Personal information
- Born: October 12, 1978 (age 47) Bartow, Florida, U.S.
- Height: 5 ft 9 in (1.75 m)
- Weight: 180 lb (82 kg)

Career information
- High school: Bartow
- College: Indiana
- NFL draft: 2002: undrafted

Career history
- New York Jets (2002); Buffalo Bills (2002–2003); Carolina Panthers (2004–2005); → Cologne Centurions (2004–2005);

Career NFL statistics
- Tackles: 5
- Stats at Pro Football Reference

Other information

Personal details
- Spouse: Monique J. Floyd
- Occupation: Minister

= Marcus Floyd =

American football player (born 1978)

Marcus D. Floyd (born October 12, 1978) is an American minister and former professional football cornerback in the National Football League (NFL) for the New York Jets, Buffalo Bills and Carolina Panthers. He played college football for the Indiana Hoosiers.

== Football career ==

=== High school ===

Floyd earned all-state recognition as a senior at Bartow High School. He rushed for 1,002 yards and 14 touchdowns and helped lead his team to the 1996 Florida 4A state championship.
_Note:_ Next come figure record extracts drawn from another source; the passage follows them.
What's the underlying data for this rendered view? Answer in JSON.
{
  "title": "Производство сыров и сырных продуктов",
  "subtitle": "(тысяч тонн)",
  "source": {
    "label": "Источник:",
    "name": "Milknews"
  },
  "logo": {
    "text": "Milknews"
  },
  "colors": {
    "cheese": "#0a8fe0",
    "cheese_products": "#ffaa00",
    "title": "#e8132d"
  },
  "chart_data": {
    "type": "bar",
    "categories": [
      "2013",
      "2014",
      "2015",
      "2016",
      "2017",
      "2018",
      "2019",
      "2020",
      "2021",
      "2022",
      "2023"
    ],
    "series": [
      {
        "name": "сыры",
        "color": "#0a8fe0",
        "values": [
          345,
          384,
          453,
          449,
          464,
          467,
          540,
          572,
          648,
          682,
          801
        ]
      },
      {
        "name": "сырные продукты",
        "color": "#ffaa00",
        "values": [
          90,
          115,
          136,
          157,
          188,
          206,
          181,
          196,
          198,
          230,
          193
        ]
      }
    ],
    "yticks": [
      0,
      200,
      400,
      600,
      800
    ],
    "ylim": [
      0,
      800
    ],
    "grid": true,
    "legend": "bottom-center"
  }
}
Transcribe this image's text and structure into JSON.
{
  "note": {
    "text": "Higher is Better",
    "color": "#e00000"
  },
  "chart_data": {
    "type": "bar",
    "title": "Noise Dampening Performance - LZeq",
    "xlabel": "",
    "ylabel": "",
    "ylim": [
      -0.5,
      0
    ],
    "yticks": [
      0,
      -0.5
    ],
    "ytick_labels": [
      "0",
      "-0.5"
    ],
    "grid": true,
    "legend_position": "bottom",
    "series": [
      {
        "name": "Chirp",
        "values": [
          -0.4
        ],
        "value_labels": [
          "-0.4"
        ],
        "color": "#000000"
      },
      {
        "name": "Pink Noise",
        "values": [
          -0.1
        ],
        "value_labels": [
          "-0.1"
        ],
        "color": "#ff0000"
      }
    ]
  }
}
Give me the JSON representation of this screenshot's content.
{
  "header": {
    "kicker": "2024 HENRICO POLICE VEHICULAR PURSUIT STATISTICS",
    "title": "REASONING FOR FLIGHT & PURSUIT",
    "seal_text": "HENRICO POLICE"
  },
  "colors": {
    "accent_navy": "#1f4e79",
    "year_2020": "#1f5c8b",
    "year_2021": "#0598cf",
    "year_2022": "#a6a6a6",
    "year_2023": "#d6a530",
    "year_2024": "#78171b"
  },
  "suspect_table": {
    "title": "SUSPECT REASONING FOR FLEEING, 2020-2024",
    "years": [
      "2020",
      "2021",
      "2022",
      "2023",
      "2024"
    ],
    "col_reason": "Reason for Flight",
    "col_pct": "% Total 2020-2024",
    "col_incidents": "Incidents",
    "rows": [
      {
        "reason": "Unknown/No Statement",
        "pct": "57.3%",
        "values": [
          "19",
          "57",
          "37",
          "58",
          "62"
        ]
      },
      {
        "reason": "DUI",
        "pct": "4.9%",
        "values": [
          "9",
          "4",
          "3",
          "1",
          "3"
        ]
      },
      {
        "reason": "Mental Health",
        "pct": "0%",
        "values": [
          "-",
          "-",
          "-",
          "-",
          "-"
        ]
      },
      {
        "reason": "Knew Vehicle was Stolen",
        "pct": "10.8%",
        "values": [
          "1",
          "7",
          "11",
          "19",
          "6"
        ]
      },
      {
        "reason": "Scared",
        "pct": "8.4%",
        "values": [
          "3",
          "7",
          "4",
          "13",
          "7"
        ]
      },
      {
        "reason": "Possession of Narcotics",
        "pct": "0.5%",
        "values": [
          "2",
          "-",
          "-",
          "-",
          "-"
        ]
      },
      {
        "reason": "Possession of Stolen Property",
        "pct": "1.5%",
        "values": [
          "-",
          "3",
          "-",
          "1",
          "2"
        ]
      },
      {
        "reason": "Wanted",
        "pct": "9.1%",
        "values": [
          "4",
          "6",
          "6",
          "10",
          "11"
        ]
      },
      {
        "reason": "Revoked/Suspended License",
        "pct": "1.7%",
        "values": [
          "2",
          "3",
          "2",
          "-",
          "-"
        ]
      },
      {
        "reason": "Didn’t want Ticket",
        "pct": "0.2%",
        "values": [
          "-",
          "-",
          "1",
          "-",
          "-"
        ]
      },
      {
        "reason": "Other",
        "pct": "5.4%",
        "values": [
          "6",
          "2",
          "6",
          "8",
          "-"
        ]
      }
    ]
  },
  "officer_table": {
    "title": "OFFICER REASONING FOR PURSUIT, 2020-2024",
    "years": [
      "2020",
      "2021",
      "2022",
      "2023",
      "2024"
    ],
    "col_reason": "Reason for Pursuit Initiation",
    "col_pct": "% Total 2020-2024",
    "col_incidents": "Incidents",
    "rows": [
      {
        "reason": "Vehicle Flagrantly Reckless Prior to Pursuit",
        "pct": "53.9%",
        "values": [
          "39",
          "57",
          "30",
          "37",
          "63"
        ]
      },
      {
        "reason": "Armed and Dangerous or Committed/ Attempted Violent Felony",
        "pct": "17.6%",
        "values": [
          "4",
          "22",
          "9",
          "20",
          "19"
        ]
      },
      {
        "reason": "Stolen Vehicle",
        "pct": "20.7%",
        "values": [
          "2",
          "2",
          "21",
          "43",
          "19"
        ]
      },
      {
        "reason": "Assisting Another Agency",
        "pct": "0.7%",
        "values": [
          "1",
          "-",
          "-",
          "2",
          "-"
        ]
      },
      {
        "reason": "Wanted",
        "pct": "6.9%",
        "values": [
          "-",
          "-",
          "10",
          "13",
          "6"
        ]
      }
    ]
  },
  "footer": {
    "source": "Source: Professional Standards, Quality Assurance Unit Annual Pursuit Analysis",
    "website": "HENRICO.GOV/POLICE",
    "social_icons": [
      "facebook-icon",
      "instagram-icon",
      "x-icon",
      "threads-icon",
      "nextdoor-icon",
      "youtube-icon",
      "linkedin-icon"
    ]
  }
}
Floyd had his #24 Jersey retired by Bartow Senior High School on October 4, 2013.

=== College career ===

At Indiana University, Floyd made 86 tackles, three interceptions, five pass deflections, two forced fumbles, and two fumble recoveries in two seasons as a defensive back. He switched from running back to defensive back midway through his red shirt junior year in 1999. In 2001, Floyd won the Ted Verlihay Award, given annually to the player who demonstrates the best mental attitude and loyalty to the Hoosier football program. He made 46 tackles, three interceptions, five pass deflections, one forced fumble and one fumble recovery while playing as a graduate student. In 2000, as a senior, Floyd started the final four games and made 40 tackles, one forced fumble and one fumble recovery. In 1999, as a junior, Floyd red shirted. In 1998, as a second year student (sophomore), Floyd moved to running back and made 315 yards on 64 carries. In 1997, as a freshman, Floyd began his career as a wide receiver and made one catch. Floyd was the winner of the Hoosier Strength and Conditioning challenge in both 1998 and 2001.

=== NFL ===

Floyd was originally signed as an undrafted rookie free agent by the New York Jets in 2002. He saw action in the Jets' first two games of the regular season, contributing two special teams tackles, and was inactive for one contest. He was then waived by the Jets. Floyd was then signed by the Buffalo Bills for their practice squad, but eventually was signed to the active roster for the final two contests of the season and recorded six special teams stops. He remained with the Bills until being waived prior to the 2003 season and was signed by the Carolina Panthers for the 2004 season after sitting out for all of 2003. Floyd played for the Carolina Panthers in 2004 and 2005. He was also allocated by the Carolina Panthers to play in NFL Europe, where he was the second cornerback drafted in the 2004 NFL Europe draft.

== Education ==

Floyd earned a Bachelor of Science degree in communications from Indiana University in 2001. Floyd also earned a Master of Arts degree in Christian leadership in 2008 and a Master of Divinity degree in 2010 from Liberty University. He graduated with a Doctor of Ministry degree from Liberty University in October 2020.